相手が転職したり、引っ越したりして連絡が取れなくなる「行方不明」を防ぎます。

  • 住所・勤務先・電話番号に変更があった場合は、直ちに書面で通知すること

  • 通知を怠った場合のペナルティ

    これらを記載しておくことで、差し押さえの対象となる「給与(勤務先)」や「銀行口座(住所地)」を常に把握できます。

③ 物価変動・進学時の協議条項

「子供が私立高校に入学した」「大学に進学した」など、将来まとまったお金が必要になった際、スムーズに増額交渉ができるよう、「特別の費用については別途協議する」という一文を添えておきます。


2. 養育費の差し押さえは「給与の2分の1」まで可能!

通常の借金の差し押さえは給与の4分の1までですが、養育費は「子供の生存権」に関わるため、給与(手取り)の最大2分の1まで差し押さえることが法律で認められています。

さらに、一度手続きをすれば、「将来分」の養育費も自動的に差し押さえ続けることができます。

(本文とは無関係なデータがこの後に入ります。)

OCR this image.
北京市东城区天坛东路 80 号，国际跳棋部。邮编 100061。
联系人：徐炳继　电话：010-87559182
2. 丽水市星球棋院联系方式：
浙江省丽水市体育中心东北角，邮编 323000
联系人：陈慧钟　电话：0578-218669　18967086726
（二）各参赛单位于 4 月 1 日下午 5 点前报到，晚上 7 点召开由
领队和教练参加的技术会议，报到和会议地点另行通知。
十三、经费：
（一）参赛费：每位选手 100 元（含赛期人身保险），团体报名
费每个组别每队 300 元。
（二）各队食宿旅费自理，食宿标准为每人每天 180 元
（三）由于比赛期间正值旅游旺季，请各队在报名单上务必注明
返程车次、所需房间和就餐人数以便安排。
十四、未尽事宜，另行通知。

毎月、相手の会社からあなたの口座へ直接養育費が振り込まれる状態を作れるのです。


3. 実践:強制執行で給与差し押さえをするまでの全手順

実際に未払いが発生した際、どのように動けばよいのか。5つのステップで解説します。

ステップ1:公証役場で「執行文」を得る

公正証書を作成した公証役場へ行き、「執行文(しっこうぶん)」を付与してもらいます。これは「この書類で強制執行しても良いですよ」というお墨付きです。同時に「送達証明書」も取得します。

ステップ2:相手の勤務先(給与振込先)を特定する

差し押さえには、相手がどこで働いているか(第三債務者)の情報が必要です。もし不明な場合は、裁判所の**「財産開示手続」「第三者からの情報取得手続」**を利用して、勤務先や預貯金口座を特定できます。

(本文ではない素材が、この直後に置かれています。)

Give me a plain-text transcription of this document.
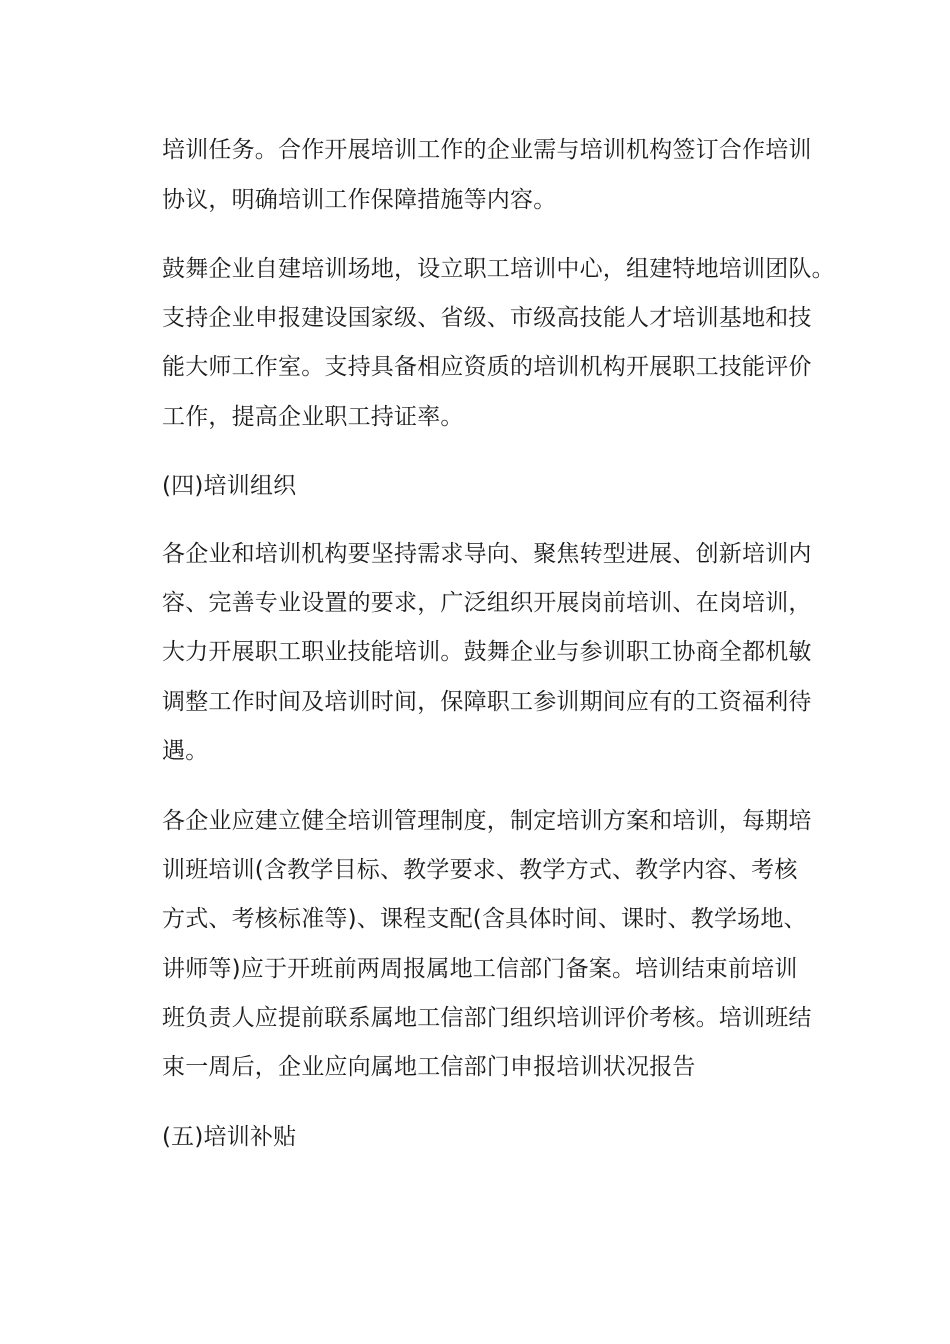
培训任务。合作开展培训工作的企业需与培训机构签订合作培训
协议，明确培训工作保障措施等内容。
鼓舞企业自建培训场地，设立职工培训中心，组建特地培训团队。
支持企业申报建设国家级、省级、市级高技能人才培训基地和技
能大师工作室。支持具备相应资质的培训机构开展职工技能评价
工作，提高企业职工持证率。
(四)培训组织
各企业和培训机构要坚持需求导向、聚焦转型进展、创新培训内
容、完善专业设置的要求，广泛组织开展岗前培训、在岗培训，
大力开展职工职业技能培训。鼓舞企业与参训职工协商全都机敏
调整工作时间及培训时间，保障职工参训期间应有的工资福利待
遇。
各企业应建立健全培训管理制度，制定培训方案和培训，每期培
训班培训(含教学目标、教学要求、教学方式、教学内容、考核
方式、考核标准等)、课程支配(含具体时间、课时、教学场地、
讲师等)应于开班前两周报属地工信部门备案。培训结束前培训
班负责人应提前联系属地工信部门组织培训评价考核。培训班结
束一周后，企业应向属地工信部门申报培训状况报告
(五)培训补贴
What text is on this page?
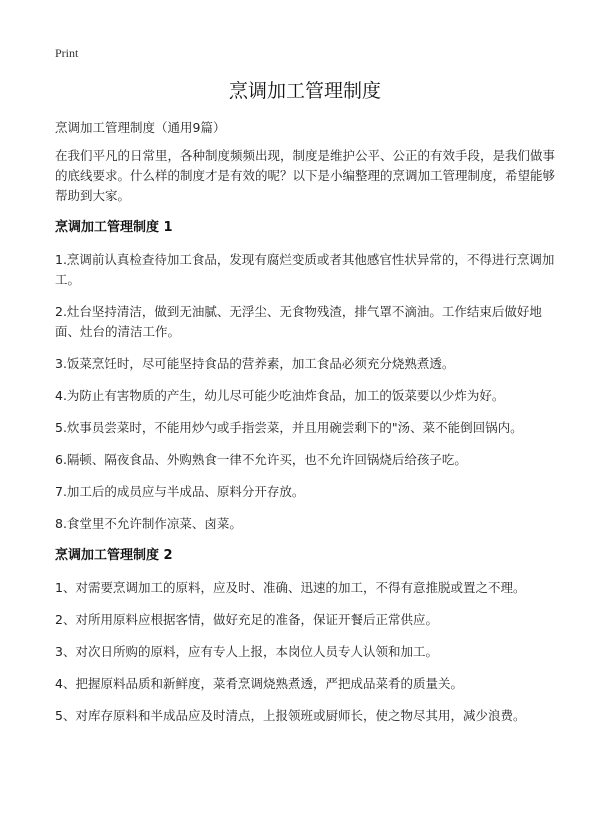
Print
烹调加工管理制度

烹调加工管理制度（通用9篇）

在我们平凡的日常里，各种制度频频出现，制度是维护公平、公正的有效手段，是我们做事的底线要求。什么样的制度才是有效的呢？以下是小编整理的烹调加工管理制度，希望能够帮助到大家。

烹调加工管理制度 1

1.烹调前认真检查待加工食品，发现有腐烂变质或者其他感官性状异常的，不得进行烹调加工。

2.灶台坚持清洁，做到无油腻、无浮尘、无食物残渣，排气罩不滴油。工作结束后做好地面、灶台的清洁工作。

3.饭菜烹饪时，尽可能坚持食品的营养素，加工食品必须充分烧熟煮透。

4.为防止有害物质的产生，幼儿尽可能少吃油炸食品，加工的饭菜要以少炸为好。

5.炊事员尝菜时，不能用炒勺或手指尝菜，并且用碗尝剩下的"汤、菜不能倒回锅内。

6.隔顿、隔夜食品、外购熟食一律不允许买，也不允许回锅烧后给孩子吃。

7.加工后的成员应与半成品、原料分开存放。

8.食堂里不允许制作凉菜、卤菜。

烹调加工管理制度 2

1、对需要烹调加工的原料，应及时、准确、迅速的加工，不得有意推脱或置之不理。

2、对所用原料应根据客情，做好充足的准备，保证开餐后正常供应。

3、对次日所购的原料，应有专人上报，本岗位人员专人认领和加工。

4、把握原料品质和新鲜度，菜肴烹调烧熟煮透，严把成品菜肴的质量关。

5、对库存原料和半成品应及时清点，上报领班或厨师长，使之物尽其用，减少浪费。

ステップ3:地方裁判所へ「債権差押命令」を申し立てる

相手の住所地を管轄する地方裁判所に、申し立てを行います。

  • 必要書類: 公正証書の正本(執行文付き)、送達証明書、戸籍謄本、相手の住民票など。

ステップ4:裁判所から「差押命令」が発せられる

裁判所が内容を審査し、問題がなければ相手と相手の勤務先に「差押命令」が届きます。この時点で、相手は給与を全額受け取ることができなくなります。

ステップ5:勤務先から直接支払いを受ける

差押命令が届いてから一定期間が経過すると、あなたは相手の勤務先(会社)に対して、直接「私の口座に振り込んでください」と請求できるようになります。


4. 知っておきたい「法改正」による強力な後押し

近年、養育費の未払い問題に対する法整備が進んでいます。

  • 身元の特定が容易に: 以前は勤務先がわからないと諦めるしかありませんでしたが、現在は裁判所を通じて役所や日本年金機構から勤務先情報を取得できるようになりました。

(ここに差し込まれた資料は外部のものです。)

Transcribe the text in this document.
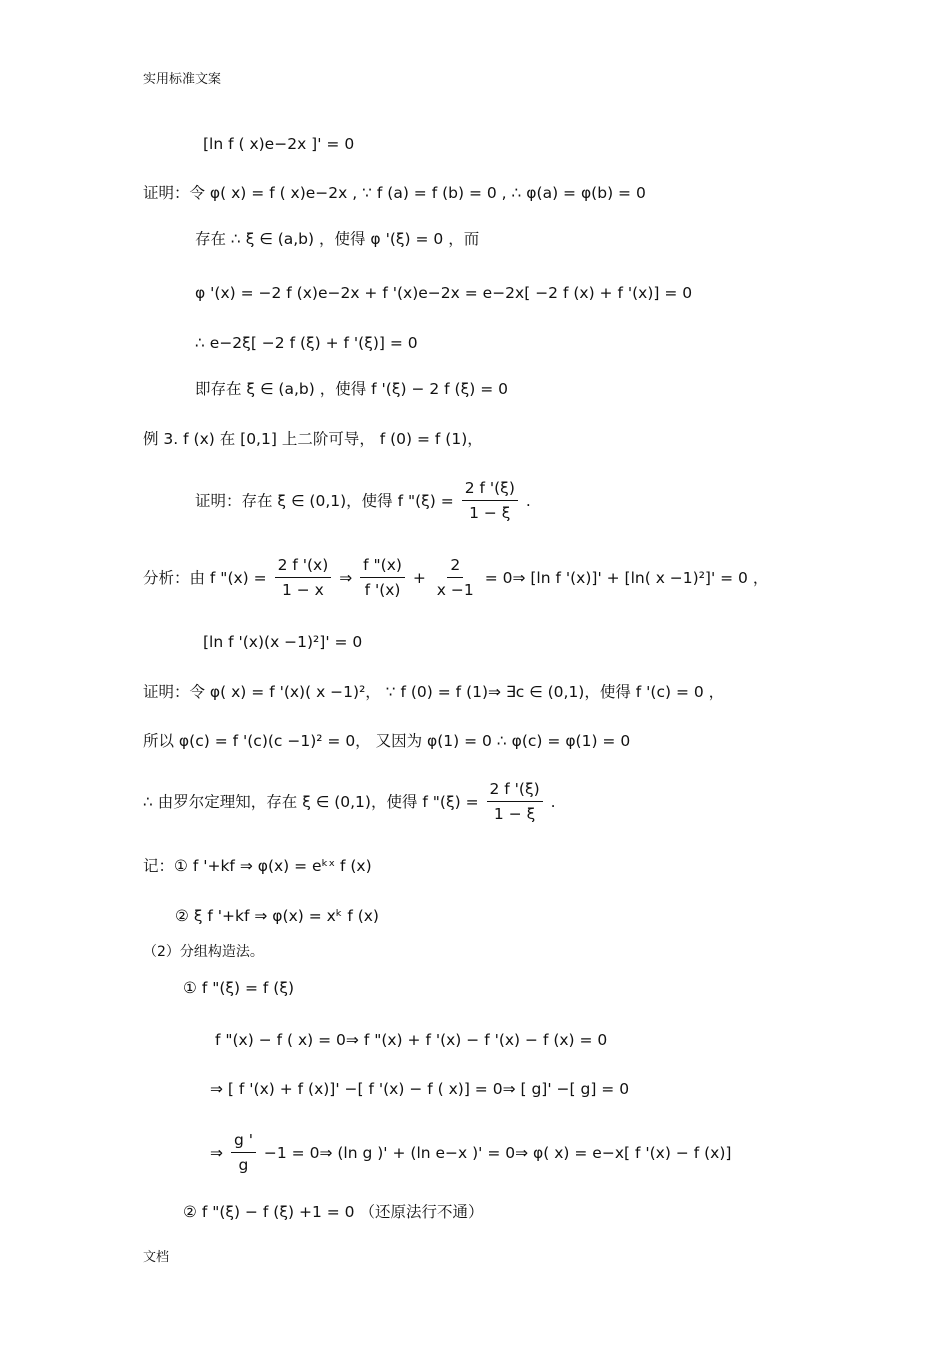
实用标准文案
[ln f ( x)e−2x ]' = 0
证明：令 φ( x) = f ( x)e−2x , ∵ f (a) = f (b) = 0 , ∴ φ(a) = φ(b) = 0
存在 ∴ ξ ∈ (a,b) ，使得 φ '(ξ) = 0 ，而
φ '(x) = −2 f (x)e−2x + f '(x)e−2x = e−2x[ −2 f (x) + f '(x)] = 0
∴ e−2ξ[ −2 f (ξ) + f '(ξ)] = 0
即存在 ξ ∈ (a,b) ，使得 f '(ξ) − 2 f (ξ) = 0
例 3. f (x) 在 [0,1] 上二阶可导， f (0) = f (1)，
证明：存在 ξ ∈ (0,1)，使得 f "$(\xi) = \frac{2 f '(\xi)}{1 - \xi}$ .
分析：由 f "$(x) = \frac{2 f '(x)}{1 - x}$ ⇒ $\frac{f "(x)}{f '(x)} + \frac{2}{x -1}$ = 0⇒ [ln f '(x)]' + [ln( x −1)²]' = 0 ，
[ln f '(x)(x −1)²]' = 0
证明：令 φ( x) = f '(x)( x −1)²， ∵ f (0) = f (1)⇒ ∃c ∈ (0,1)，使得 f '(c) = 0 ，
所以 φ(c) = f '(c)(c −1)² = 0， 又因为 φ(1) = 0 ∴ φ(c) = φ(1) = 0
∴ 由罗尔定理知，存在 ξ ∈ (0,1)，使得 f "$(\xi) = \frac{2 f '(\xi)}{1 - \xi}$ .
记：① f '+kf ⇒ φ(x) = eᵏˣ f (x)
② ξ f '+kf ⇒ φ(x) = xᵏ f (x)
（2）分组构造法。
① f "(ξ) = f (ξ)
f "(x) − f ( x) = 0⇒ f "(x) + f '(x) − f '(x) − f (x) = 0
⇒ [ f '(x) + f (x)]' −[ f '(x) − f ( x)] = 0⇒ [ g]' −[ g] = 0
⇒ $\frac{g '}{g} -1$ = 0⇒ (ln g )' + (ln e−x )' = 0⇒ φ( x) = e−x[ f '(x) − f (x)]
② f "(ξ) − f (ξ) +1 = 0 （还原法行不通）
文档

  • 罰則の強化: 財産開示手続で嘘をついたり、拒否したりした場合には「刑事罰(懲役や罰金)」が科されるようになり、心理的プレッシャーが格段に強まっています。


5. まとめ:子供の笑顔と将来を守るために

「離婚した相手と関わりたくない」という気持ちから、未払いを放置してしまう方は少なくありません。しかし、養育費は「子供が健やかに育つための権利」です。

公正証書に最強の特約を入れ、強制執行の手順を知っておくことは、相手を攻撃するためではなく、あなたと子供が安心して自立した生活を送るための防衛策です。

もし、今まさに「相手が公正証書の作成に応じてくれない」「未払いが発生して困っている」という場合は、一人で抱え込まずに、まずは専門家への相談を検討してください。法的手段という「後ろ盾」があるだけで、あなたの心はぐっと軽くなるはずです。